So, what is muslin? It’s a lightweight cotton fabric, which has been widely admired for its simplicity and durability throughout history. For centuries a costly import to the British Isles from as far as Mosul (from which ‘muslin’ derives its name), in 1781 Samuel Oldknow established himself as a producer of fine muslin right here in the British Isles.
During this time, Oldknow’s main customers were the fashionable elites in London and France, who were thrilled by the novelty of wearing a fabric traditionally worn by the lower classes. It is even possible that Oldknow supplied the muslin Marie Atoinette is wearing in her famous portrait!
Ironically, the queen’s attempts to wear a far less elaborate style of clothing, less costly and more in keeping with her subjects, led to public outrage. The muslin looked like a chemise, which was the basic undergarment of a lady at this time. It looked as though she’d been painted in her underpants!

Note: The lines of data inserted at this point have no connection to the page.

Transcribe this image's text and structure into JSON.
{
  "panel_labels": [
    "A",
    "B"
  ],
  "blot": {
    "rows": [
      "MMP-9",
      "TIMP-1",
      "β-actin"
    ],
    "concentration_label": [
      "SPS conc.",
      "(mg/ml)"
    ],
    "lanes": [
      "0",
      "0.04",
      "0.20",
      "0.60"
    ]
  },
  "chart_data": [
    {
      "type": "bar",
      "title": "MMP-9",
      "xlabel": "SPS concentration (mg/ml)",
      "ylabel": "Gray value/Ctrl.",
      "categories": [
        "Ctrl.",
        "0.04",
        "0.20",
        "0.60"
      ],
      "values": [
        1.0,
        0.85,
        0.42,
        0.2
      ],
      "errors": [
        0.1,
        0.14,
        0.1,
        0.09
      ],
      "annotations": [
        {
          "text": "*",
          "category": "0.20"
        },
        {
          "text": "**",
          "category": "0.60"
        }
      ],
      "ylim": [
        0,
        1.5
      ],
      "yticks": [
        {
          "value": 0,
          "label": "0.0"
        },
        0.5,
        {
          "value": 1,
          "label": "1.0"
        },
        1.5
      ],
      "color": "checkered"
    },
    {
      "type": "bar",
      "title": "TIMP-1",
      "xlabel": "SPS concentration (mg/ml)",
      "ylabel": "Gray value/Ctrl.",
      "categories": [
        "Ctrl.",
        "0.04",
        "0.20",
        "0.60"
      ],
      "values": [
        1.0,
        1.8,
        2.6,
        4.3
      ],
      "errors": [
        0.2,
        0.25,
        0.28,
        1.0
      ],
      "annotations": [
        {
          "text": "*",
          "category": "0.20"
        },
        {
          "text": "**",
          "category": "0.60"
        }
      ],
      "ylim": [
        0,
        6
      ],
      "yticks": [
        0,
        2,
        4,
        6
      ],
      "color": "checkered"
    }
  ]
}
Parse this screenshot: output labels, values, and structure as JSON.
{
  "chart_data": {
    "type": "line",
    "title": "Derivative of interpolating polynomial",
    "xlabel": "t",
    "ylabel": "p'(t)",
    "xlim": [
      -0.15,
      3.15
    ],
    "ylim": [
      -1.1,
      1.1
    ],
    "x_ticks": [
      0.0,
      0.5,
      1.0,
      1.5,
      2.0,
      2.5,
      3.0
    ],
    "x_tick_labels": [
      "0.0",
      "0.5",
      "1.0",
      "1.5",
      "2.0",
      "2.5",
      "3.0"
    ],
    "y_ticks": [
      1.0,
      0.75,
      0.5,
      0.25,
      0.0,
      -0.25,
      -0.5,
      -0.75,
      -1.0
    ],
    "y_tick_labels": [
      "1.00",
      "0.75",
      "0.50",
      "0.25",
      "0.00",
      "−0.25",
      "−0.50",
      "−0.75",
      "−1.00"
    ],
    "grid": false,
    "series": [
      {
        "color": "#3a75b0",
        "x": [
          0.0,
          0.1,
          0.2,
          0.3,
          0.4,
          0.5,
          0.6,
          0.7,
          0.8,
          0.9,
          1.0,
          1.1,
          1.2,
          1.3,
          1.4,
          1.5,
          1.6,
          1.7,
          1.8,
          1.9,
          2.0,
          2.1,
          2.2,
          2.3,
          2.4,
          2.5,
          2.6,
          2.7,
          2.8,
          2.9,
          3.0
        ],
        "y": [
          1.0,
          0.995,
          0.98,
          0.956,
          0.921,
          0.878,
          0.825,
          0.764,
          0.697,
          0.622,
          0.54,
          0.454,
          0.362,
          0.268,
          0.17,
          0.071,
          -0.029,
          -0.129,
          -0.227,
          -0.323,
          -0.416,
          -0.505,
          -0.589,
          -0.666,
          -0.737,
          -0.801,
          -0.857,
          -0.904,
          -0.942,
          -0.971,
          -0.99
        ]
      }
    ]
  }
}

The muslin dress became known as the chemise à la reine (roughly, ‘chemise in the style of the queen’). Either way, business was booming for Oldknow and in 1784 he bought Stockport Mill and employed 300 weavers to keep up with demand.
Unfortunately, this international appeal was sullied by the onset of the French Revolution in 1789. With Marie Antoinette on the run and Britain at war with France, the once-glamorous associations between muslin and the French aristocracy meant production ground to a halt.
Oldknow bought Mellor Mill around this time and expanded into other industries, but only whilst borrowing heavily from the Arkwright family. In some ways, he never properly recovered from the feverish muslin craze of the early 1780s.